Der Schatz des Blutes
entlockte ihm ein Lächeln.
Er steckte es in seine Gürteltasche, stellte die Lampe wieder an ihren Platz und griff erneut nach der Schaufel.
Dies war bei weitem nicht der erste Wertgegenstand, den sie seit der Entdeckung der Tunnel gefunden hatten. Sie hatten schon eine ganze Reihe herrlicher Schmuckstücke sowie zahlreiche Münzen aus Kupfer, Silber und sogar Gold gefunden, auf denen die Gesichter unterschiedlicher Kaiser abgebildet waren, vor allem Augustus und Tiberius, ein paar Mal aber auch Nero …
Als er am folgenden Tag an derselben Stelle weiterarbeitete, wanderte seine Hand immer wieder in die Gürteltasche, um geistesabwesend über die glatte Oberfläche des Juwels zu reiben, und er fühlte sich schuldig und töricht. Er hatte seinen Fund nicht, wie es sich gehörte, am Ende der Schicht an Bruder Godfrey ausgehändigt … sich aber gleichzeitig sehr über sein eigenes Verhalten gewundert.
Schließlich hatte er nicht vor, das Juwel zu stehlen, das wäre ihm nie in den Sinn gekommen. Der Edelstein hätte nur dann einen Wert für ihn oder seine Brüder besessen, wenn sie ihn hätten verkaufen wollen, und das wäre Wahnsinn gewesen. St. Clair empfand keine Gier, ihn zu besitzen; es drängte ihn nicht einmal, ihn zu betrachten, denn im fortwährenden Halbdunkel seines Schlafquartiers wäre die Schönheit des Steins unsichtbar gewesen.
Die Wahrheit war einfach, dass es etwas Beruhigendes an sich hatte, den glatten Stein unter seinem Daumenballen zu spüren, und er ihn noch nicht abgeben wollte. Also beschloss er, ihn einfach noch ein Weilchen zu behalten.
Damit bückte er sich und rammte seine Schaufel in die Wand.
Eine Woche später und zwanzig Schritte weiter gab die Wand vor ihm plötzlich nach, als er die Schaufel herauszog, und er sah sich einer klaffenden Lücke zwischen der Oberkante der Schuttwand und der Tunneldecke gegenüber. In Sekundenschnelle war er hinaufgeklettert und zwängte sich in ein Tunnelstück, das nicht zugeschüttet war. Doch kaum war er auf der anderen Seite, als seine Kerze plötzlich zu flackern begann, was darauf hindeutete, dass die Luft in dem freien Tunnelstück stickig war.
Er machte kehrt, um auf die andere Seite zurückzukriechen, schaffte es aber nur mit Kopf und Armen aus der Lücke, als ihn der beißende Qualm der erloschenen Kerzenflamme zum Husten brachte. Erschrocken begriff er, wie dicht er daran gewesen war, das Bewusstsein zu verlieren. Er ließ sich über die Kante hängen und holte gierig Luft, bis er sich kräftig genug fühlte, sich ganz aus der Lücke zu kämpfen. Dann lehnte er sich an die Wand, um zu der schmalen Lücke aufzublicken.
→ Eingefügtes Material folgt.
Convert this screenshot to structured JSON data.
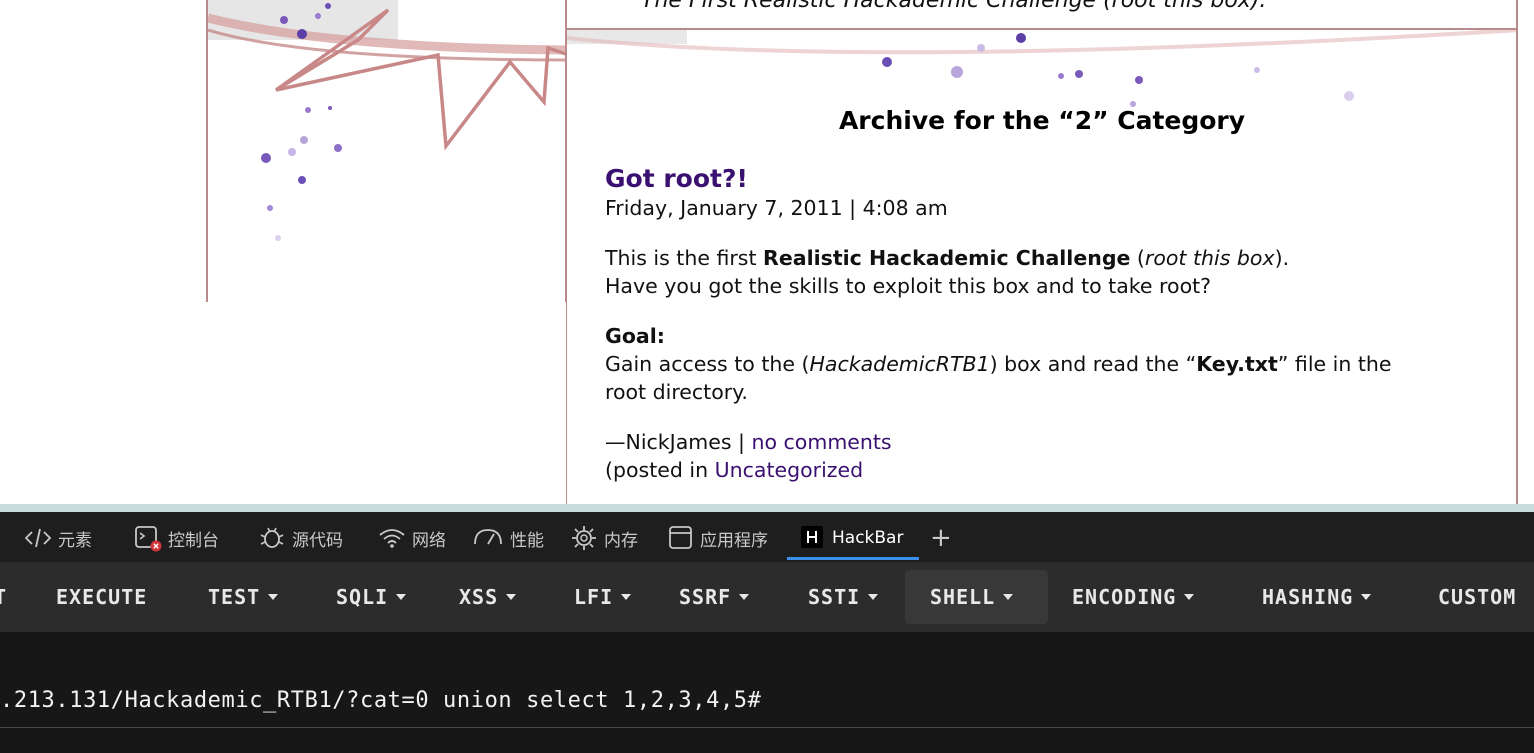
{
  "page": {
    "tagline": "The First Realistic Hackademic Challenge (root this box).",
    "archive_title": "Archive for the “2” Category",
    "post": {
      "title": "Got root?!",
      "date": "Friday, January 7, 2011 | 4:08 am",
      "intro_before": "This is the first ",
      "intro_bold": "Realistic Hackademic Challenge",
      "intro_mid": " (",
      "intro_italic": "root this box",
      "intro_after": ").",
      "intro_line2": "Have you got the skills to exploit this box and to take root?",
      "goal_label": "Goal:",
      "goal_before": "Gain access to the (",
      "goal_italic": "HackademicRTB1",
      "goal_mid": ") box and read the “",
      "goal_bold": "Key.txt",
      "goal_after": "” file in the",
      "goal_line2": "root directory.",
      "author": "—NickJames | ",
      "comments_link": "no comments",
      "posted_in": "(posted in ",
      "category_link": "Uncategorized"
    }
  },
  "devtools": {
    "tabs": [
      {
        "label": "元素",
        "icon": "code-icon"
      },
      {
        "label": "控制台",
        "icon": "console-icon"
      },
      {
        "label": "源代码",
        "icon": "bug-icon"
      },
      {
        "label": "网络",
        "icon": "wifi-icon"
      },
      {
        "label": "性能",
        "icon": "gauge-icon"
      },
      {
        "label": "内存",
        "icon": "chip-icon"
      },
      {
        "label": "应用程序",
        "icon": "window-icon"
      },
      {
        "label": "HackBar",
        "icon": "hackbar-icon"
      }
    ],
    "add_tab": "+",
    "active_tab": "HackBar",
    "active_color": "#3b8eea"
  },
  "hackbar": {
    "menu": {
      "cut_left": "T",
      "execute": "EXECUTE",
      "test": "TEST",
      "sqli": "SQLI",
      "xss": "XSS",
      "lfi": "LFI",
      "ssrf": "SSRF",
      "ssti": "SSTI",
      "shell": "SHELL",
      "encoding": "ENCODING",
      "hashing": "HASHING",
      "custom": "CUSTOM"
    },
    "url": ".213.131/Hackademic_RTB1/?cat=0 union select 1,2,3,4,5#"
  }
}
Bevor noch jemand versuchte, dieses Tunnelstück zu betreten, musste der Rest der Trennwand beiseitegeräumt werde, damit sich die Luft auf der anderen Seite erneuern konnte. Doch er konnte sich nicht dazu aufraffen, sofort mit dieser Arbeit zu beginnen.
Seine Panik war abgeklungen, und er war froh, wieder ungehindert atmen zu können. Weit hinter sich konnte er Stimmen und ratternde Räder hören, als Montdidier und Rossal die letzte Karre entleerten, die er ihnen geschickt hatte. Also konnte das Zwischenspiel nicht lange gedauert haben.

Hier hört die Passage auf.